Le robot voiturier du futur arrive dans les parkings publics
Stan, le voiturier développé par la start-up Stanley Robotics, a déjà presque dépassé la phase de test puisqu’il devrait sillonner dans quelques semaines les allées du parking de l’aéroport Lyon-Saint Exupéry. Il fait gagner du temps aux voyageurs cherchant une place de stationnement, et surtout, il permet d’optimiser la place disponible et donc de maximiser la rentabilité des gestionnaires de parcs de stationnement. Concrètement, le conducteur dépose son véhicule à l’entrée du parking dans un box sécurisé, Stan déploie ses bras sous la voiture, la soulève, la gare et la rapporte au box au retour de son propriétaire. La start-up affirme que son robot permet de stocker en moyenne 50 % de véhicules supplémentaires par rapport à un espace de stationnement ne bénéficiant pas de son service de robot voiturier.
Catherine Ramus : Je ne suis pas sûre que les individus accepteront de faire confiance à un robot pour s’occuper de leur voiture. Et surtout, cette optimisation marchande de l’espace s’inscrit dans un objectif de rentabilité pour les gestionnaires de parcs de stationnement, mais pas de confort pour les usagers.
Emmanuel Routier : Je vois des bénéfices évidents à cette innovation. Elle facilite le fait de se garer, car les conducteurs n’ont plus besoin de chercher une place et de manœuvrer (les places étant de plus en plus petites), et gagnent du temps à l’arrivée et au départ.
Les innovations déployées
Bientôt la fin du temps perdu à trouver des places de parking grâce au stationnement intelligent ?

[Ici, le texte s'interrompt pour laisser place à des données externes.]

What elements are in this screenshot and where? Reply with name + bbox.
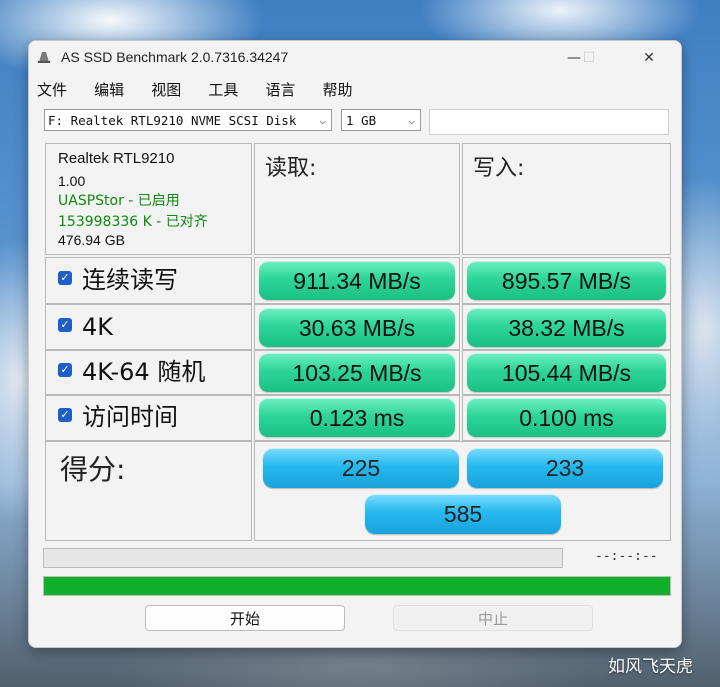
access-read-value: 0.123 ms xyxy=(259,398,455,437)
row-4k64-label[interactable]: ✓ 4K-64 随机 xyxy=(45,349,252,396)
menu-view[interactable]: 视图 xyxy=(151,79,181,100)
checkbox-access[interactable]: ✓ xyxy=(58,408,72,422)
score-area: 225 233 585 xyxy=(254,441,671,541)
elapsed-timer: --:--:-- xyxy=(595,549,658,564)
4k64-read-value: 103.25 MB/s xyxy=(259,353,455,392)
drive-select[interactable]: F: Realtek RTL9210 NVME SCSI Disk ⌵ xyxy=(44,109,332,131)
device-driver: UASPStor - 已启用 xyxy=(58,193,180,209)
watermark-text: 如风飞天虎 xyxy=(608,657,693,677)
disk-icon xyxy=(38,52,50,63)
score-write: 233 xyxy=(467,448,663,488)
score-label: 得分: xyxy=(45,441,252,541)
write-header: 写入: xyxy=(462,143,671,255)
4k-read-value: 30.63 MB/s xyxy=(259,308,455,347)
size-select-value: 1 GB xyxy=(346,113,377,128)
device-alignment: 153998336 K - 已对齐 xyxy=(58,214,208,230)
total-progress-bar xyxy=(43,576,671,596)
app-window: AS SSD Benchmark 2.0.7316.34247 — ☐ ✕ 文件… xyxy=(28,40,682,648)
close-button[interactable]: ✕ xyxy=(629,45,669,71)
device-capacity: 476.94 GB xyxy=(58,232,125,248)
access-read-cell: 0.123 ms xyxy=(254,394,460,441)
seq-read-value: 911.34 MB/s xyxy=(259,261,455,300)
results-grid: Realtek RTL9210 1.00 UASPStor - 已启用 1539… xyxy=(45,143,671,541)
stop-button[interactable]: 中止 xyxy=(393,605,593,631)
row-access-label[interactable]: ✓ 访问时间 xyxy=(45,394,252,441)
menu-file[interactable]: 文件 xyxy=(37,79,67,100)
row-4k-label[interactable]: ✓ 4K xyxy=(45,304,252,351)
access-write-cell: 0.100 ms xyxy=(462,394,671,441)
seq-write-value: 895.57 MB/s xyxy=(467,261,666,300)
score-total: 585 xyxy=(365,494,561,534)
checkbox-4k64[interactable]: ✓ xyxy=(58,363,72,377)
access-write-value: 0.100 ms xyxy=(467,398,666,437)
checkbox-seq[interactable]: ✓ xyxy=(58,271,72,285)
row-seq-label[interactable]: ✓ 连续读写 xyxy=(45,257,252,304)
window-title: AS SSD Benchmark 2.0.7316.34247 xyxy=(61,49,289,65)
device-name: Realtek RTL9210 xyxy=(58,150,175,167)
current-progress-bar xyxy=(43,548,563,568)
menu-edit[interactable]: 编辑 xyxy=(94,79,124,100)
seq-write-cell: 895.57 MB/s xyxy=(462,257,671,304)
4k64-read-cell: 103.25 MB/s xyxy=(254,349,460,396)
chevron-down-icon: ⌵ xyxy=(319,114,326,127)
row-label-text: 4K xyxy=(82,313,114,341)
read-header: 读取: xyxy=(254,143,460,255)
seq-read-cell: 911.34 MB/s xyxy=(254,257,460,304)
4k-write-value: 38.32 MB/s xyxy=(467,308,666,347)
total-progress-fill xyxy=(44,577,670,595)
device-firmware: 1.00 xyxy=(58,173,86,189)
device-info: Realtek RTL9210 1.00 UASPStor - 已启用 1539… xyxy=(45,143,252,255)
start-button[interactable]: 开始 xyxy=(145,605,345,631)
checkbox-4k[interactable]: ✓ xyxy=(58,318,72,332)
score-read: 225 xyxy=(263,448,459,488)
row-label-text: 4K-64 随机 xyxy=(82,358,206,386)
4k-write-cell: 38.32 MB/s xyxy=(462,304,671,351)
title-bar: AS SSD Benchmark 2.0.7316.34247 — ☐ ✕ xyxy=(29,41,681,75)
drive-select-value: F: Realtek RTL9210 NVME SCSI Disk xyxy=(48,113,297,128)
menu-tools[interactable]: 工具 xyxy=(208,79,238,100)
4k64-write-cell: 105.44 MB/s xyxy=(462,349,671,396)
4k64-write-value: 105.44 MB/s xyxy=(467,353,666,392)
extra-field[interactable] xyxy=(429,109,669,135)
menu-bar: 文件 编辑 视图 工具 语言 帮助 xyxy=(37,79,375,103)
row-label-text: 连续读写 xyxy=(82,266,178,294)
size-select[interactable]: 1 GB ⌵ xyxy=(341,109,421,131)
menu-language[interactable]: 语言 xyxy=(265,79,295,100)
4k-read-cell: 30.63 MB/s xyxy=(254,304,460,351)
menu-help[interactable]: 帮助 xyxy=(323,79,353,100)
maximize-button[interactable]: ☐ xyxy=(569,45,609,71)
chevron-down-icon: ⌵ xyxy=(408,114,415,127)
row-label-text: 访问时间 xyxy=(82,403,178,431)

La start-up espagnole Urbiotica tire profit de la technologie de l’Internet des objets (IoT) pour développer des systèmes de capteurs sans fil afin de fournir des solutions de stationnement intelligent. Une vingtaine de villes dans le monde les ont adoptés, à l’instar de Burlington au Canada. Elle a en effet déployé un système de stationnement intelligent composé de plus de 400 capteurs dans les rues et parkings du centre-ville afin de mieux comprendre le comportement des automobilistes, les heures de pointe, les temps de stationnement, les flux d’entrée et de sortie, et, à terme, d’ajuster sa politique de circulation urbaine et de proposer des outils de guidage vers des places libres aux automobilistes. La ville de Nice avait adopté la solution et installé 4 500 capteurs sur des places du centre-ville en 2014 avant de l’abandonner pour raisons financières (preuve s’il en est que le modèle est peut-être encore perfectible), mais le dispositif avait néanmoins permis de réduire le trafic lié à la recherche de places d’environ 25 %, grâce notamment au guidage vers les emplacements libres.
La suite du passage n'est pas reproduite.